Posted 17 nov 2009 at 17:36 ¶J’avais 27 ans, je venais de terminer un film de Claude Jutra comme directrice de production et puis, le producteur Pierre Lamy m’a catapultée dansl’équipe de Carle pour son film La Tête de Normande St-Onge. Avec des crises à résorber, des retards à rattraper et moult problèmes à régler. Seulement deux semaines de pré-prod à ma disposition. J’étais impressionnée de côtoyer Carle et puis, par la suite, il y a eu tous ces moments partagés et ses riches rencontres où effectivement il racontait, il racontait beaucoup… Et on l’écoutait toujours avec émerveillement… C’est un homme qui a enrichi et marqué ma vie… Monique H.
Posted 17 nov 2009 at 19:12 ¶Et merci G. de ton hommage… Tout est si bien dit…
Monique, en plus t’as connu Pierre Lamy! Oh, c’est drôle ça… Et la « Tête de Normande St-Onge » en deux semaines de pré-prod? Autrement dit, un miracle… Merci à toi aussi de partager…
Posted 17 nov 2009 at 20:02 ¶C’est magnifique. Je m’ennuie encore de Francis des fois …
Posted 17 nov 2009 at 20:33 ¶Tu les décrits si bien ! Merci !
Shirley ma douce, si tu savais comme ça me pogne des fois, l’ennui de Francis. Il a été si gentil avec moi, si respectueux.
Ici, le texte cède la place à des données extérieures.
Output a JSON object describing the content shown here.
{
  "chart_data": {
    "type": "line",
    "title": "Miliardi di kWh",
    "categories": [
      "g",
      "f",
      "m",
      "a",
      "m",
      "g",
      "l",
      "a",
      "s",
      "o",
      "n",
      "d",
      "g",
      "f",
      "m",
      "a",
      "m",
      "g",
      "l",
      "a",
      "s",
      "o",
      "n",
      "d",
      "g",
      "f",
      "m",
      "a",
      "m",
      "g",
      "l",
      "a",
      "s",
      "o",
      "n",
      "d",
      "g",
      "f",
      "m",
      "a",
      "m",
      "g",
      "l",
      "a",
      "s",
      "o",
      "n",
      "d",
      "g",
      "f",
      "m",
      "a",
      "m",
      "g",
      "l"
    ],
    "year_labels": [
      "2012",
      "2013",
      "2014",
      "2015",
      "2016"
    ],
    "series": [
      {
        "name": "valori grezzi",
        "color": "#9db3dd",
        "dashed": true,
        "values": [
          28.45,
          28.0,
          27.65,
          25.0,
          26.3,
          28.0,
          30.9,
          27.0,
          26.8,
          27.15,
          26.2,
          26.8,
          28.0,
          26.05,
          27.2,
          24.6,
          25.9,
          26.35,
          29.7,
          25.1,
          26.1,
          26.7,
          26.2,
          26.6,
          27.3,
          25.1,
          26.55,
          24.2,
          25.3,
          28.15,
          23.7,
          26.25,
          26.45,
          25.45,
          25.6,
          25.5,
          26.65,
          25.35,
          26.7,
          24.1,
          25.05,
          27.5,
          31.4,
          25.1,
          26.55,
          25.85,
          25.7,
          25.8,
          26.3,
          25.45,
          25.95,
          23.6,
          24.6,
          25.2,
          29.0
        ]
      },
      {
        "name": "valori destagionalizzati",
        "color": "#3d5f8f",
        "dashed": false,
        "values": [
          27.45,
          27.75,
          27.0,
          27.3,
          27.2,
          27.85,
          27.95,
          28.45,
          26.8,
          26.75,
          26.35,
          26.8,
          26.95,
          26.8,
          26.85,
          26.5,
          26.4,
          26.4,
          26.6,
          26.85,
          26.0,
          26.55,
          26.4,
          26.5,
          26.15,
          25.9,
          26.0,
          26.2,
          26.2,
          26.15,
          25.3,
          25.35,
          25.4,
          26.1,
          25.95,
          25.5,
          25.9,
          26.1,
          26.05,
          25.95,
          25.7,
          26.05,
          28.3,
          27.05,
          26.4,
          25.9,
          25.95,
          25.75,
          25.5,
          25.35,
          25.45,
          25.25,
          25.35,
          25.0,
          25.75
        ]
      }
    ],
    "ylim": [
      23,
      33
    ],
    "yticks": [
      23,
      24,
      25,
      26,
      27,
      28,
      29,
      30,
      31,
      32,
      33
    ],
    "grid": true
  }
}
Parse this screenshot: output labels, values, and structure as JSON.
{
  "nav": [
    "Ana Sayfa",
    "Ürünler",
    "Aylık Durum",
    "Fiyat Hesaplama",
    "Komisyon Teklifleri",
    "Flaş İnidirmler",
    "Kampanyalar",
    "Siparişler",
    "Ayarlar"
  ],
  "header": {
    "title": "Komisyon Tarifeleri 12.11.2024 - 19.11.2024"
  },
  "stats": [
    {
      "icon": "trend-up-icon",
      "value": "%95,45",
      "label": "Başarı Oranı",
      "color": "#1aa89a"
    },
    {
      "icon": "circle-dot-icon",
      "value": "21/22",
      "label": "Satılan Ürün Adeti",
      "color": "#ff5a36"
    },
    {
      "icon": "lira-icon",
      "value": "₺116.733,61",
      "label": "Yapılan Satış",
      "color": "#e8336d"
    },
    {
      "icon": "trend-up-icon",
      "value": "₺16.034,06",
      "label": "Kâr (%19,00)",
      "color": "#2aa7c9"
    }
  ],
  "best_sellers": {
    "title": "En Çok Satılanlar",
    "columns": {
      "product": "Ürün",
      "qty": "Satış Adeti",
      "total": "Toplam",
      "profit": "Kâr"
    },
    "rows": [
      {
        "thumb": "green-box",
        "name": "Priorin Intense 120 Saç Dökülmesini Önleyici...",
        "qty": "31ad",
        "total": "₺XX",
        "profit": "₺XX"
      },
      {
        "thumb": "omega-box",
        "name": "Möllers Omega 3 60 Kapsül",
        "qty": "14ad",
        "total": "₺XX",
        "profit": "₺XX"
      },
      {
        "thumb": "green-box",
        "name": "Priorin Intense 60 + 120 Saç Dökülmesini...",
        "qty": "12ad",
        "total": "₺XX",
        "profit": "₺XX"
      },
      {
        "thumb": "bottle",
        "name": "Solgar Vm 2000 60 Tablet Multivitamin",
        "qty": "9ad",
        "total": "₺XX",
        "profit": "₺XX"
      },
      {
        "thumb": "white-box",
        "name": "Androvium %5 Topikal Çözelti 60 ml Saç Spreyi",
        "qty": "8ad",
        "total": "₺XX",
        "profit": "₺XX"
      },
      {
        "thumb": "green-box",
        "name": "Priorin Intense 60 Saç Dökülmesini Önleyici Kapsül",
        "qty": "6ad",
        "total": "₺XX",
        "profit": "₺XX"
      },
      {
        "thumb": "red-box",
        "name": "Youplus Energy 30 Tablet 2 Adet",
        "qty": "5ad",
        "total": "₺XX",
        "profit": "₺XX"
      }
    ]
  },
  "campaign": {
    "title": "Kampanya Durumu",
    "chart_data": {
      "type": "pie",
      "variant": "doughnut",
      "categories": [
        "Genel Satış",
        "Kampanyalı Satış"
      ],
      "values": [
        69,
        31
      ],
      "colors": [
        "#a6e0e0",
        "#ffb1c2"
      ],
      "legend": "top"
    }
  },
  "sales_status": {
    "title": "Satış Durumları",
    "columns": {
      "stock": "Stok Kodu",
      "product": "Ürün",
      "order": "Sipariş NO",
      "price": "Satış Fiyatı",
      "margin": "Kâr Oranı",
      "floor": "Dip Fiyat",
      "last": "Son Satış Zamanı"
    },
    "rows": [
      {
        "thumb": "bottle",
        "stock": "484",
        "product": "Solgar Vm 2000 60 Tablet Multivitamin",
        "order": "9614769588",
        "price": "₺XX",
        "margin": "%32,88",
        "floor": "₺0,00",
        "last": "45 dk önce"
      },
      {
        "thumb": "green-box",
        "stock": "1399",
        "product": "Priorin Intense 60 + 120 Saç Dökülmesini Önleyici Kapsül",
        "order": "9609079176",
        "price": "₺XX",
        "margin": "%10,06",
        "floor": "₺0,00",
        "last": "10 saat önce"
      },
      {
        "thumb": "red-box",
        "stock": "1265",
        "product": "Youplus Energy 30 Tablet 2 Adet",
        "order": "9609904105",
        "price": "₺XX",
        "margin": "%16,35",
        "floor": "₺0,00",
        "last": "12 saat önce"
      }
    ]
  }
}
Posted 17 nov 2009 at 20:49 ¶Gilles à qui je dois tant de conversations et d’apprentissages. Gilles qui avait un Picasso pas assuré dans le salon du Carré Saint-Louis et qui s’en foutait. Gilles qui avalait 25 double espressos par jour avant qu’Anne, sa compagne d’alors, lui sauve la vie en lui faisant manger du yogourt. Gilles, assis à mon bureau, concentré pour choisir les photos les plus folles de Carole et de Lewis pour qu’on écrive ensemble un photo-roman pour le magazine. Gilles, célébrant Noël devant les fenêtres de la rue Esplanade, heureux d’avoir plein d’enfants autour… et puis Gilles croisé sur la rue, son entourage le soutenant, dodelinant de la tête, décoordonné mais, au fond de l’oeil, clairement toujours aussi lucide et libre… Et Chloé qui l’aime comme il semble improbable d’aimer, envers et contre tout… Gilles dont j’ai tellement peur qu’on m’annonce le départ. Il va tellement me manquer… Merci Geneviève de l’évocation, du souvenir.